Yes, and that brings up the farm subsidies, paying farmers (and politicians and wealthy folks that own large blocks of farmland) to NOT plant a crop, therefore artificially inflating the prices for things like corn, soybeans and cotton. Basically we pay them to do nothing. I'd rather pay them to grow those crops and give those crops to the elderly, poor and homeless, removing a certain margin of the food stamp monies from the budget. They used to do that years ago with cheese and rice. Food surplus. But what rich guy or politician really wants to grow anything when they just buy up the land for profit from our pockets. That's why the subsidies still exist. Not to help the farmers, but to help the wealthy get wealthier.

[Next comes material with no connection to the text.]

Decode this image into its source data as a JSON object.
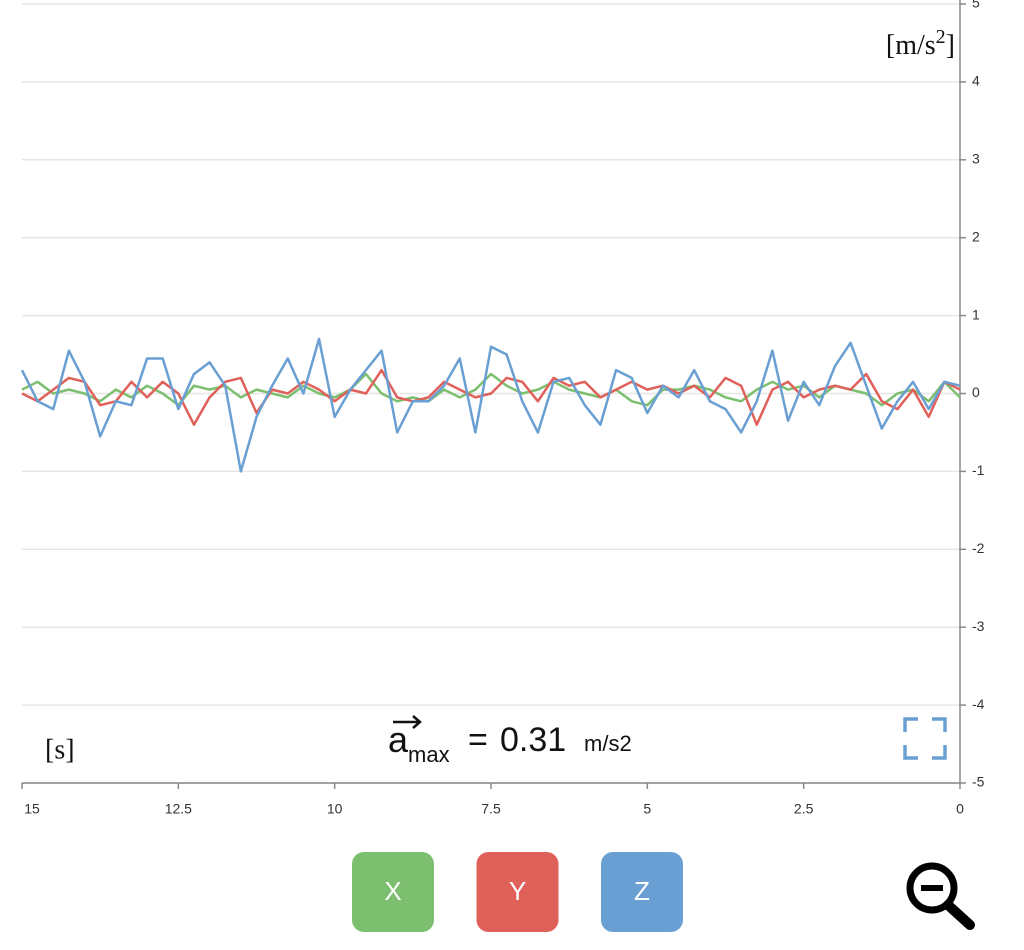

These increases aren't about politics and they aren't about religion, they are about Mother Nature and the hand she had dealt us!
When crops don't get planted or yields aren't up to par, we all suffer the higher prices. And don't forget that oil/gasoline has gone up too. And that means that any farming activity is costing more as well as transporting the crops to market!
I think a lot of people who post on this board & other boards should have stayed in school longer or paid more attention while they were there. They also probably should have taken some different classes so they would understand how our supply chain works!
If it ain't there....it can't go to market!
And this is just the beginning! Other countries around the world are also having crop failures do to weather conditions too! Read! Learn!!
Am I ever glad I plant a garden! Learn to feed yourself!
Casandra of Troy got it right.
This is all an excuse to raise prices far beyond the price of the product the farmer receives.
Wheat brought $2 a bushel in 1950 and is NOW still only $7 a bushel. Compared to wages and the overall economy that is almost no increase. And remember a bushel of what is 60lb of grain. Anybody out there who has even researched these issues or do they just rely on the MSM and their cohorts for their lack of information.
If wheat doubled in price tomorrow it would make very little difference in the actual wheat product used to make pasta.
And as for the comment about corn being the problem. That is absolutely ludicrous. Wheat prices are not even the problem, let alone the corn issue as related to pasta. How any person can dream up this illogic is- well it takes an active imagination and little knowledge of the topic at hand.
And for this comment to get so many positives only shows the ignorance of so many. Yes, I expect a lot of TD's because the truth hurts.